Here is what I’ve learned about the whole wedding planning journey in a laser phrase: don’t do it!! (Ha! Just kidding…I had to.)
Seriously, here we go: protect your joy. What an incredibly joyous occasion and reason for celebration! Yet I have managed to let myself overwhelmingly stress over details I will definitely not remember ten years from now, completely derailing my joy. (Well, besides the fact that my wedding dress alterations were totally botched and I had to start from scratch five days before getting on a plane to tie the knot. Different story. Different day.) Anyways, I pretty much lost it on my sweet, well-meaning wedding planner yesterday and picked a fight with my fiancé over furniture placement post wedding. Really? Despite sleep deprivation and procrastination payback, I needed a healthy dose of perspective or a time-out, whichever came first.
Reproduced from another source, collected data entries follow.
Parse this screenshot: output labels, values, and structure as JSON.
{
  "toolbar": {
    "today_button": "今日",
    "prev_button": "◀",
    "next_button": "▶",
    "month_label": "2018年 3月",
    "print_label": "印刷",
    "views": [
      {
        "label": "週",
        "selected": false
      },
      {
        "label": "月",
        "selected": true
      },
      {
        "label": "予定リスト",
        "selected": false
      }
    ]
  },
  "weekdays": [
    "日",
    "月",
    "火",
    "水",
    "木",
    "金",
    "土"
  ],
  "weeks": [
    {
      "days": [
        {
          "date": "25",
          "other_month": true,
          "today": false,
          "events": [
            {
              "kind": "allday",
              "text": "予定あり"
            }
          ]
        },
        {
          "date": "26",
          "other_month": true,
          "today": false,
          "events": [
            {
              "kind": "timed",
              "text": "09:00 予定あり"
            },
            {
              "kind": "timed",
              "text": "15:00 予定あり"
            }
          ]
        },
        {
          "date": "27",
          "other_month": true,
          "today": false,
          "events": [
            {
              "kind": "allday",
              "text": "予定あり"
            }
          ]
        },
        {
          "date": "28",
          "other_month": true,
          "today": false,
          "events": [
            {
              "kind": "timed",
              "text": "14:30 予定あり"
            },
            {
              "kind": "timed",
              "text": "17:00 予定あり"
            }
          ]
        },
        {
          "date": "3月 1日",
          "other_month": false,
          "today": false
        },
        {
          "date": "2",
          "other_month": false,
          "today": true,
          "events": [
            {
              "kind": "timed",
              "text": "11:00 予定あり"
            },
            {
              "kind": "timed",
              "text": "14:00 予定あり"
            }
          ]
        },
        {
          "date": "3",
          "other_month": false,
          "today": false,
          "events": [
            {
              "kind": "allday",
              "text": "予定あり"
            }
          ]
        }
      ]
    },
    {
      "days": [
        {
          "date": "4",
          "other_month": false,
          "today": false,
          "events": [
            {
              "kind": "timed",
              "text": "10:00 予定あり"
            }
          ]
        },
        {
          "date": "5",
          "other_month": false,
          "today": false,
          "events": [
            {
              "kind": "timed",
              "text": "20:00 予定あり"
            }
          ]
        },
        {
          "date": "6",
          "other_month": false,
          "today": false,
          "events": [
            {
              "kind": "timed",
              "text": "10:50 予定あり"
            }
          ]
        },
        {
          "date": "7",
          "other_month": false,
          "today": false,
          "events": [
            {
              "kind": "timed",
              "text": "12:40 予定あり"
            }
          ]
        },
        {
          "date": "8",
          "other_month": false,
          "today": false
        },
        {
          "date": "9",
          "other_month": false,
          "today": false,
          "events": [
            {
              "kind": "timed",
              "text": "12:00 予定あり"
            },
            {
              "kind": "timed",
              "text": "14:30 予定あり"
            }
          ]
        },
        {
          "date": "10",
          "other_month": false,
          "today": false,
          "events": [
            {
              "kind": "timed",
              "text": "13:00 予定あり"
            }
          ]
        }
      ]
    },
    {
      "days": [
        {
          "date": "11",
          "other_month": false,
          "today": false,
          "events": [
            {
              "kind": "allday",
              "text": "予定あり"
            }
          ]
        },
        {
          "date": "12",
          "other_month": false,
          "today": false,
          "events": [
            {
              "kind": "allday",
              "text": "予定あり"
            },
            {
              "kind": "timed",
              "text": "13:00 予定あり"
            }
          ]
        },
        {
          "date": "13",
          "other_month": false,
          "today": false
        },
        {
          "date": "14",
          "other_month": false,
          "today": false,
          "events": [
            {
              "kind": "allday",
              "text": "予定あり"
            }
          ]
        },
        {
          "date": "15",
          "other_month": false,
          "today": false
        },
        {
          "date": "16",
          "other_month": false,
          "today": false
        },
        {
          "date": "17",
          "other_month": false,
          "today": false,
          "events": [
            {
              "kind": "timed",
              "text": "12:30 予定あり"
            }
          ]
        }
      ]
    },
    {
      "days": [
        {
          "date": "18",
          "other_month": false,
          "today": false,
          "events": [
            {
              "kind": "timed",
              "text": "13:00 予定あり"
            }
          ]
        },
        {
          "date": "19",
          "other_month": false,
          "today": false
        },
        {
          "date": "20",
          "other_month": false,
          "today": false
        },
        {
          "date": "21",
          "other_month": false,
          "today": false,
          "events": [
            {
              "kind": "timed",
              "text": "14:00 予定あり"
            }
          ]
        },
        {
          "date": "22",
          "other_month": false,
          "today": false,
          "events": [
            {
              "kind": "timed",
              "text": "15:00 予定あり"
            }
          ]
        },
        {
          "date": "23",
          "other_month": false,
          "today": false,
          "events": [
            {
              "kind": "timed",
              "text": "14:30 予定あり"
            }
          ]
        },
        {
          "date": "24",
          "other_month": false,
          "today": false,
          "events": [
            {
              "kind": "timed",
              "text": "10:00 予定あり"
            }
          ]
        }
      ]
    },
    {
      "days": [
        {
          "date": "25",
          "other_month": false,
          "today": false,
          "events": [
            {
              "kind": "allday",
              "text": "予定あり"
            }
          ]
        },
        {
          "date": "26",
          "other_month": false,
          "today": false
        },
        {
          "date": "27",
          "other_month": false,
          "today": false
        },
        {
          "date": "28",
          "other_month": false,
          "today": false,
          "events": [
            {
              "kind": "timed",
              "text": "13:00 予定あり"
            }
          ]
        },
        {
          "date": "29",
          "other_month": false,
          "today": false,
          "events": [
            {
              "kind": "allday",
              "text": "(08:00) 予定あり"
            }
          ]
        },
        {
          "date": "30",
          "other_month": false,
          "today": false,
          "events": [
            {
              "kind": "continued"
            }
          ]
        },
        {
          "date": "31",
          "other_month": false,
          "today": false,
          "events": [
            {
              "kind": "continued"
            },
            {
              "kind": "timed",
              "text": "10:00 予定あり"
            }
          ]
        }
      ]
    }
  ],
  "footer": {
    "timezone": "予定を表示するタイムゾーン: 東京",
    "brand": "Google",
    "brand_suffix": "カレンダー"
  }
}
This morning it struck me that I might miss out on the joy of this glorious anticipation if I don’t stay present and grateful for each passing moment. This was both sobering and a relief! Between grinding coffee beans and fumbling through Instagram in the haze of waking up, I caught a glimpse of the most stunning, pillowy fog resting in a valley off in the distance through the back window. I dropped everything to go sit outside and behold this moment. The soft colors of morning began to rise as the symphony of Sunday started it’s warm up. The crisp, chilly air felt clean and waves of leafy green trees stood tall and proud, as if to say, “Finally, she notices what is true and beautiful.”
This present moment is the truest gift we have. You will never be in the exact space reading these words on this same passing day EVER.
I have no way of knowing if the flowers will arrive on time, if our family members all get along and enjoy themselves, if the photographs turn out as beautifully as I hope they do, and if the mascara I bought is as waterproof as it boasts. As far as I know, the groom is still in despite my new appointed position as Mayor of Crazy Town; I found a killer replacement wedding dress on the fly; and there will be tiny, sacred ceremony on a beach in Southern California that will usher in a new appointment of life called marriage.
Life is made up of zillions of moments. As T. S. Eliot so coolly writes, “We must be still, and still moving.” We also must not be afraid to experience our joy fully, without hesitation and cynicism. Let’s find those pockets of joy this week and revel in them, as if to brand them in our beings. If there is a favorite saying I have come to live by and cling to throughout the years, especially these last few months, it is surely this one:
“All shall be well, and all shall be well, and all manner of things shall be well.”